As the third Bitcoin halving arrives, an on-chain analysis firm is offering new insight on how miners might behave in the months and years to come.
The crypto intelligence company CryptoQuant reveals that ahead of the third halving, miners have been regulating their selling activities.
CryptoQuant uses the Bitcoin Miners’ Position Index (MPI) to track miner selling activity. An MPI value of two indicates that BTC miners are selling, while a negative reading suggests that miners are not exerting significant downward pressure on price.

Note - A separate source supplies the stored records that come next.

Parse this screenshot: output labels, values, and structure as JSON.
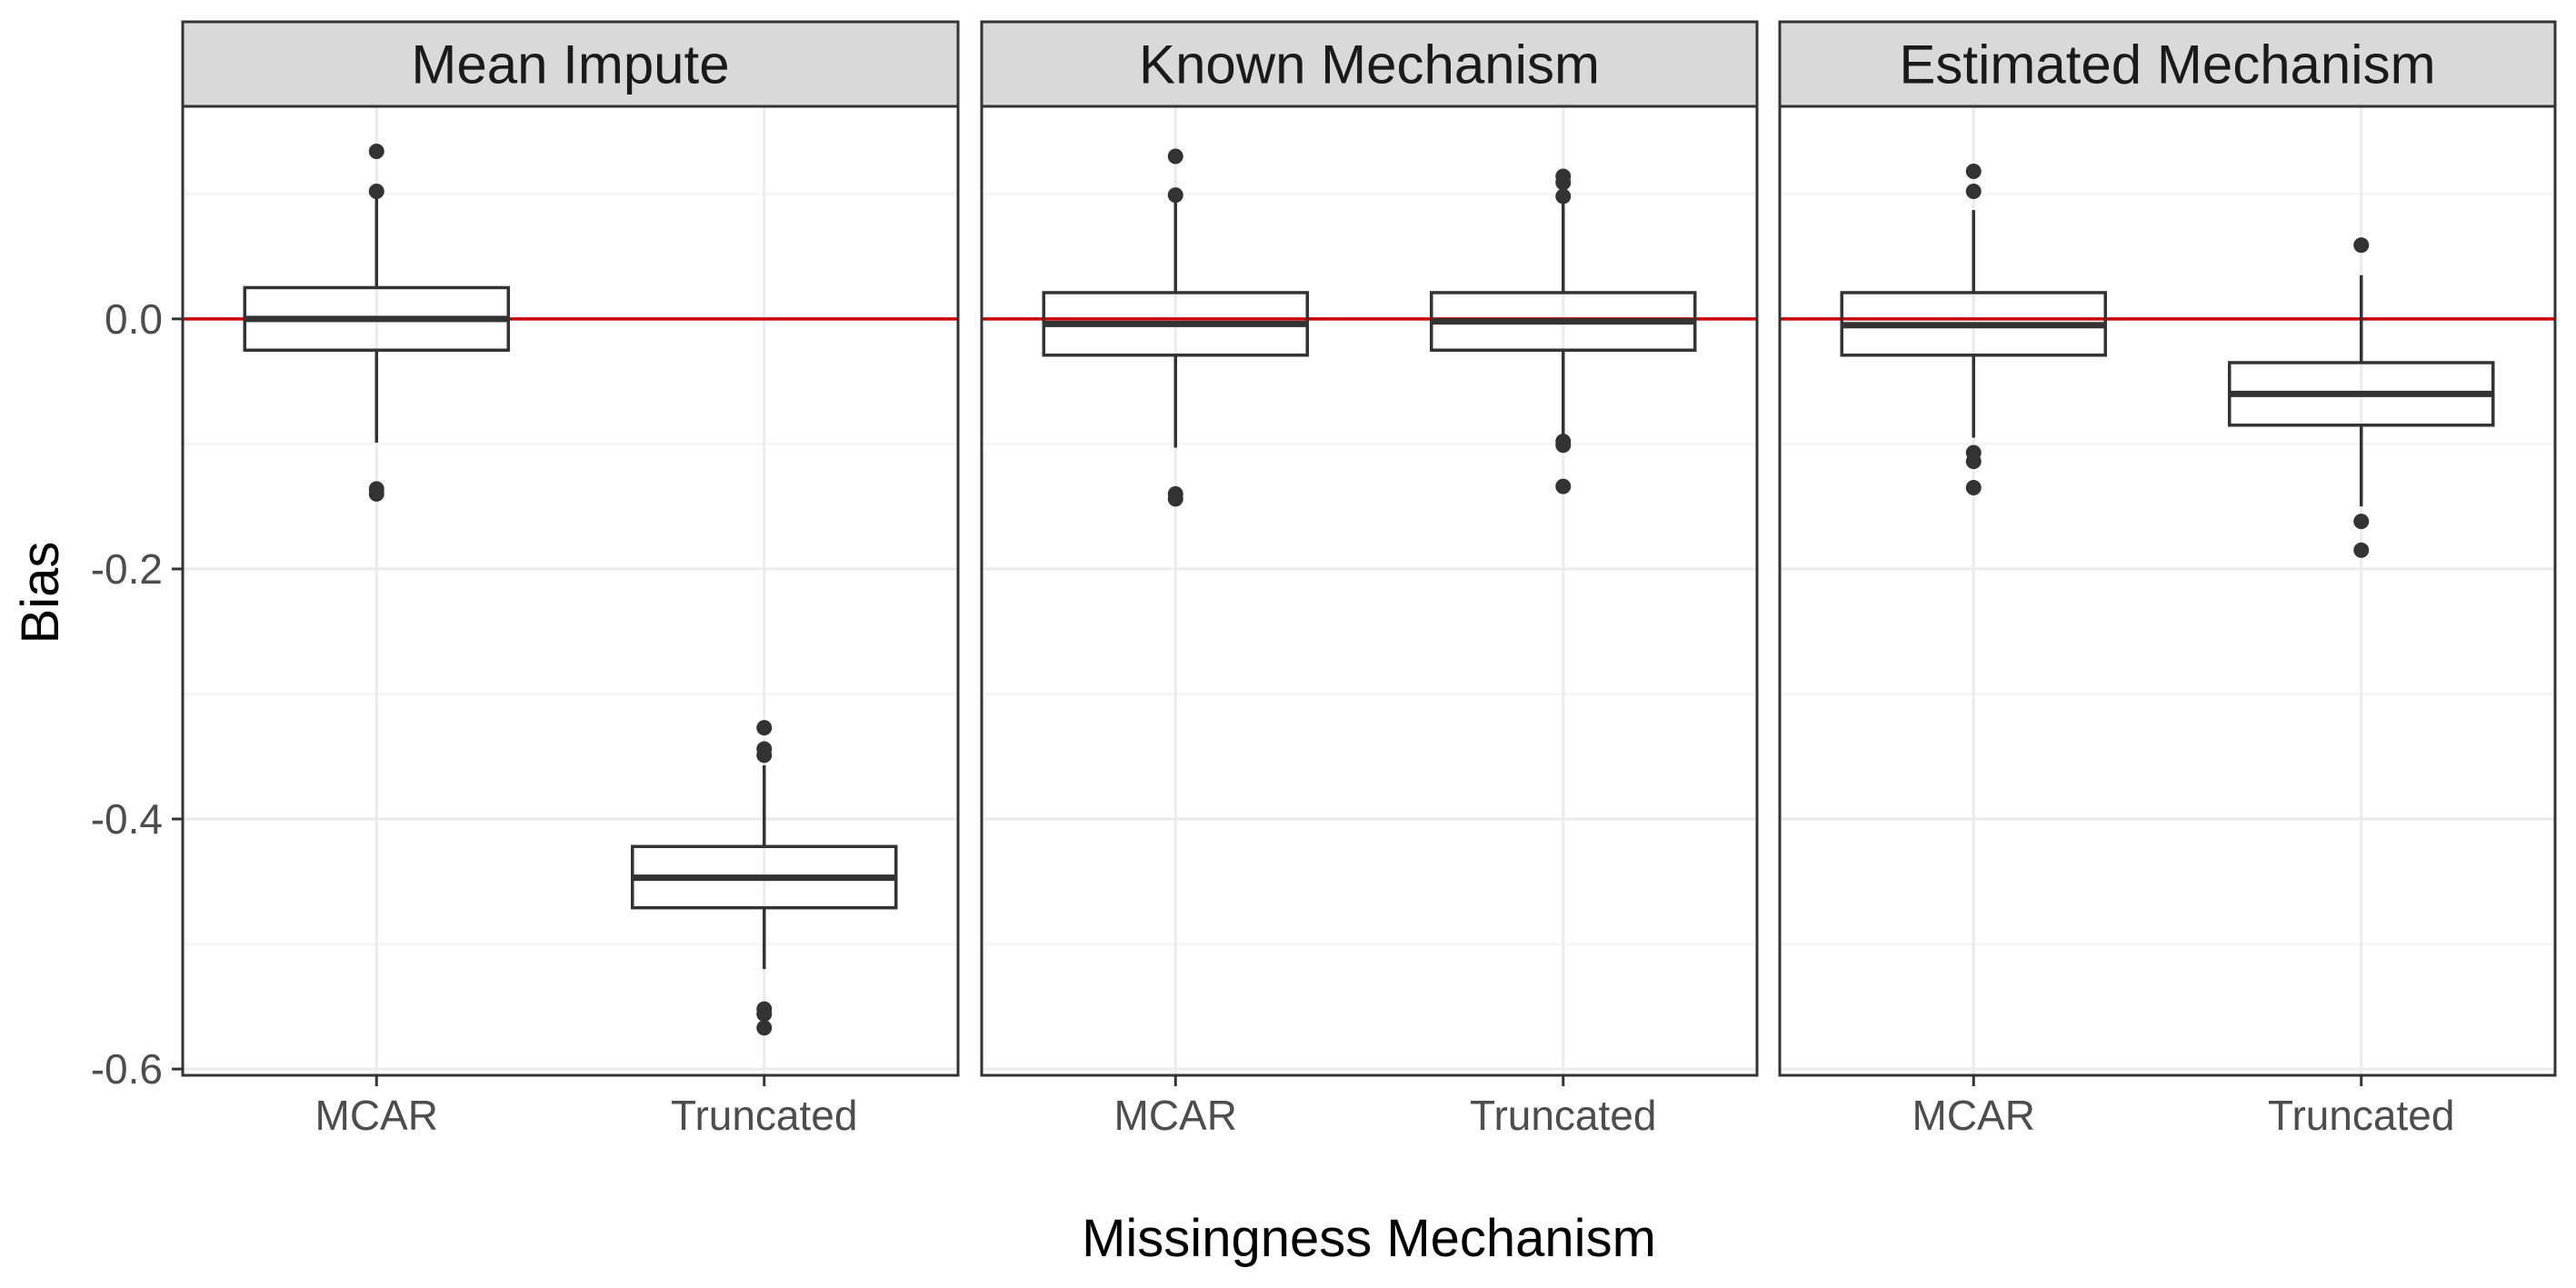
{
  "chart_data": {
    "type": "boxplot",
    "xlabel": "Missingness Mechanism",
    "ylabel": "Bias",
    "ylim": [
      -0.605,
      0.17
    ],
    "yticks": [
      0.0,
      -0.2,
      -0.4,
      -0.6
    ],
    "ytick_labels": [
      "0.0",
      "-0.2",
      "-0.4",
      "-0.6"
    ],
    "categories": [
      "MCAR",
      "Truncated"
    ],
    "reference_line": {
      "y": 0.0,
      "color": "#cc0000"
    },
    "grid": true,
    "panels": [
      {
        "title": "Mean Impute",
        "boxes": [
          {
            "category": "MCAR",
            "whisker_low": -0.099,
            "q1": -0.025,
            "median": 0.0,
            "q3": 0.025,
            "whisker_high": 0.1,
            "outliers": [
              0.134,
              0.102,
              -0.136,
              -0.14
            ]
          },
          {
            "category": "Truncated",
            "whisker_low": -0.52,
            "q1": -0.471,
            "median": -0.447,
            "q3": -0.422,
            "whisker_high": -0.357,
            "outliers": [
              -0.327,
              -0.344,
              -0.349,
              -0.552,
              -0.556,
              -0.567
            ]
          }
        ]
      },
      {
        "title": "Known Mechanism",
        "boxes": [
          {
            "category": "MCAR",
            "whisker_low": -0.103,
            "q1": -0.029,
            "median": -0.004,
            "q3": 0.021,
            "whisker_high": 0.097,
            "outliers": [
              0.13,
              0.099,
              -0.14,
              -0.144
            ]
          },
          {
            "category": "Truncated",
            "whisker_low": -0.095,
            "q1": -0.025,
            "median": -0.002,
            "q3": 0.021,
            "whisker_high": 0.092,
            "outliers": [
              0.114,
              0.109,
              0.098,
              -0.098,
              -0.101,
              -0.134
            ]
          }
        ]
      },
      {
        "title": "Estimated Mechanism",
        "boxes": [
          {
            "category": "MCAR",
            "whisker_low": -0.095,
            "q1": -0.029,
            "median": -0.005,
            "q3": 0.021,
            "whisker_high": 0.087,
            "outliers": [
              0.118,
              0.102,
              -0.107,
              -0.114,
              -0.135
            ]
          },
          {
            "category": "Truncated",
            "whisker_low": -0.15,
            "q1": -0.085,
            "median": -0.06,
            "q3": -0.035,
            "whisker_high": 0.035,
            "outliers": [
              0.059,
              -0.162,
              -0.185
            ]
          }
        ]
      }
    ]
  }
}
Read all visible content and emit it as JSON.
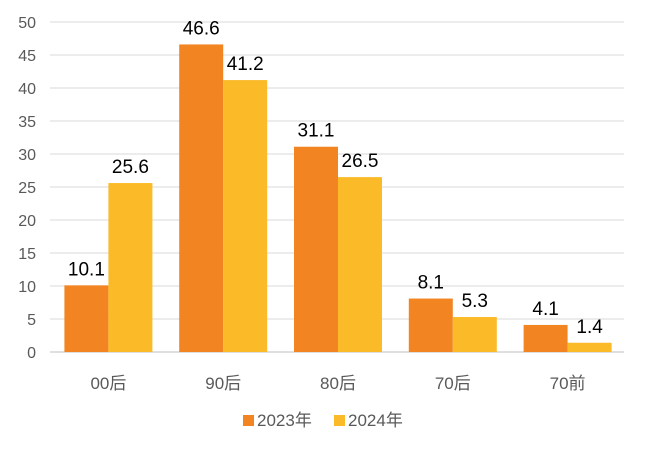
{
  "chart_data": {
    "type": "bar",
    "categories": [
      "00后",
      "90后",
      "80后",
      "70后",
      "70前"
    ],
    "series": [
      {
        "name": "2023年",
        "values": [
          10.1,
          46.6,
          31.1,
          8.1,
          4.1
        ],
        "color": "#F28522"
      },
      {
        "name": "2024年",
        "values": [
          25.6,
          41.2,
          26.5,
          5.3,
          1.4
        ],
        "color": "#FBBB29"
      }
    ],
    "ylim": [
      0,
      50
    ],
    "yticks": [
      0,
      5,
      10,
      15,
      20,
      25,
      30,
      35,
      40,
      45,
      50
    ],
    "grid": true,
    "legend": "bottom",
    "data_labels": true
  }
}
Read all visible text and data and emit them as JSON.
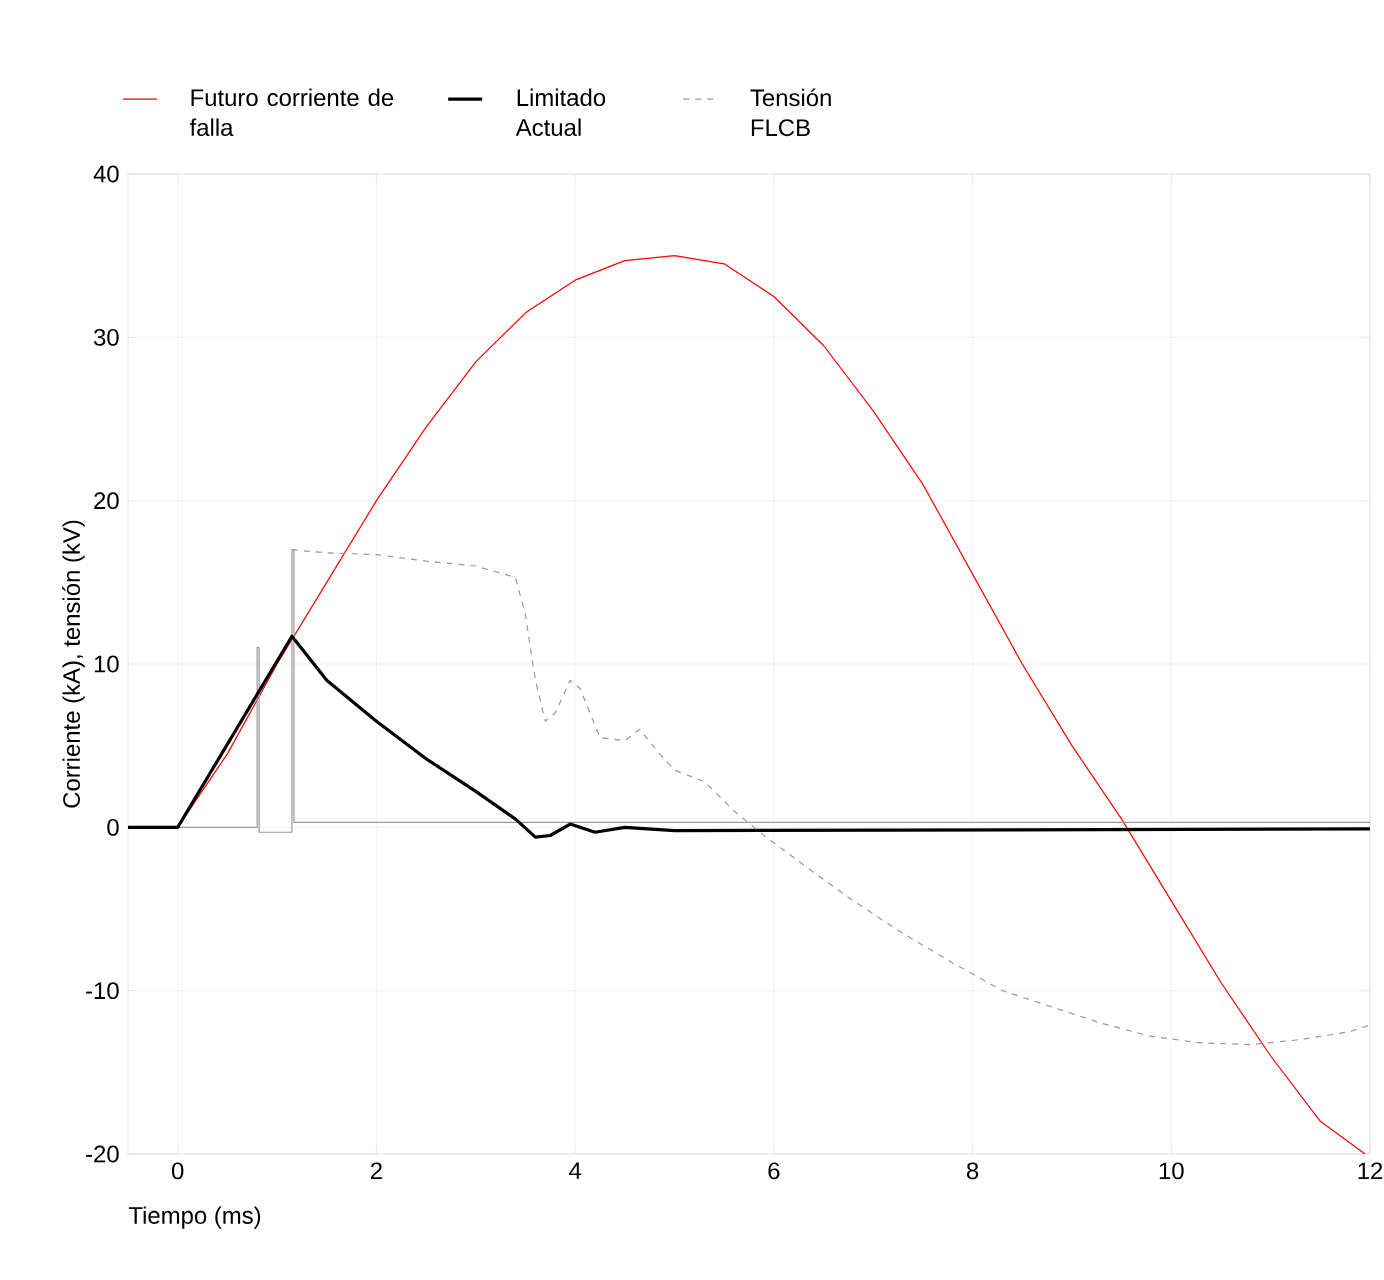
{
  "chart_data": {
    "type": "line",
    "xlabel": "Tiempo (ms)",
    "ylabel": "Corriente (kA), tensión (kV)",
    "xlim": [
      -0.5,
      12
    ],
    "ylim": [
      -20,
      40
    ],
    "xticks": [
      0,
      2,
      4,
      6,
      8,
      10,
      12
    ],
    "yticks": [
      -20,
      -10,
      0,
      10,
      20,
      30,
      40
    ],
    "grid": true,
    "legend": "top left",
    "marker": "none",
    "series": [
      {
        "name": "Futuro corriente de falla",
        "color": "#ff0000",
        "line_style": "solid",
        "x": [
          0,
          0.5,
          1,
          1.5,
          2,
          2.5,
          3,
          3.5,
          4,
          4.5,
          5,
          5.5,
          6,
          6.5,
          7,
          7.5,
          8,
          8.5,
          9,
          9.5,
          10,
          10.5,
          11,
          11.5,
          11.95
        ],
        "values": [
          0,
          4.5,
          10,
          15,
          20,
          24.5,
          28.5,
          31.5,
          33.5,
          34.7,
          35,
          34.5,
          32.5,
          29.5,
          25.5,
          21,
          15.5,
          10,
          5,
          0.5,
          -4.5,
          -9.5,
          -14,
          -18,
          -20
        ]
      },
      {
        "color": "#999999",
        "line_style": "solid",
        "x": [
          -0.5,
          0.8,
          0.8,
          0.82,
          0.82,
          1.15,
          1.15,
          1.17,
          1.17,
          12
        ],
        "values": [
          0,
          0,
          11,
          11,
          -0.3,
          -0.3,
          17,
          17,
          0.3,
          0.3
        ]
      },
      {
        "name": "Limitado Actual",
        "color": "#000000",
        "line_style": "solid",
        "x": [
          -0.5,
          0,
          1.15,
          1.5,
          2,
          2.5,
          3,
          3.4,
          3.6,
          3.75,
          3.95,
          4.2,
          4.5,
          5,
          12
        ],
        "values": [
          0,
          0,
          11.7,
          9,
          6.5,
          4.2,
          2.2,
          0.5,
          -0.6,
          -0.5,
          0.2,
          -0.3,
          0,
          -0.2,
          -0.1
        ]
      },
      {
        "name": "Tensión FLCB",
        "color": "#999999",
        "line_style": "dashed",
        "x": [
          1.15,
          1.5,
          2,
          2.5,
          3,
          3.4,
          3.5,
          3.6,
          3.7,
          3.8,
          3.95,
          4.05,
          4.25,
          4.5,
          4.65,
          4.85,
          5,
          5.3,
          5.6,
          5.9,
          6.3,
          6.8,
          7.3,
          7.8,
          8.3,
          8.8,
          9.3,
          9.8,
          10.3,
          10.8,
          11.3,
          11.8,
          12
        ],
        "values": [
          17,
          16.8,
          16.7,
          16.3,
          16,
          15.3,
          13,
          9,
          6.5,
          7,
          9,
          8.5,
          5.5,
          5.3,
          6,
          4.5,
          3.5,
          2.8,
          1,
          -0.5,
          -2.3,
          -4.5,
          -6.5,
          -8.3,
          -10,
          -11,
          -12,
          -12.8,
          -13.2,
          -13.3,
          -13,
          -12.5,
          -12.1
        ]
      }
    ]
  }
}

Ahead of the third halving, the MPI shows that miners did not do a lot of selling.
Analysts have previously suggested that miner capitulation occurs right after the halving as inefficient miners sell BTC to cover operational costs. Such a sell-off could trigger an immediate drop in Bitcoin’s value.
But CryptoQuant shows a different picture.
The firm says blockchain data indicates that the selling activities of miners have remained flat before and after the two previous halvings.
A closer look at CryptoQuant’s charts indicates that miner sell-offs tend to occur after a massive rise in Bitcoin’s price, which happened in 2013 and 2017. Miners also get rid off their coins after a sharp rebound preceding a bear market, which happened in 2014 and 2018.
Based on historical on-chain data, CryptoQuant concludes a miner sell-off after the third halving is very unlikely.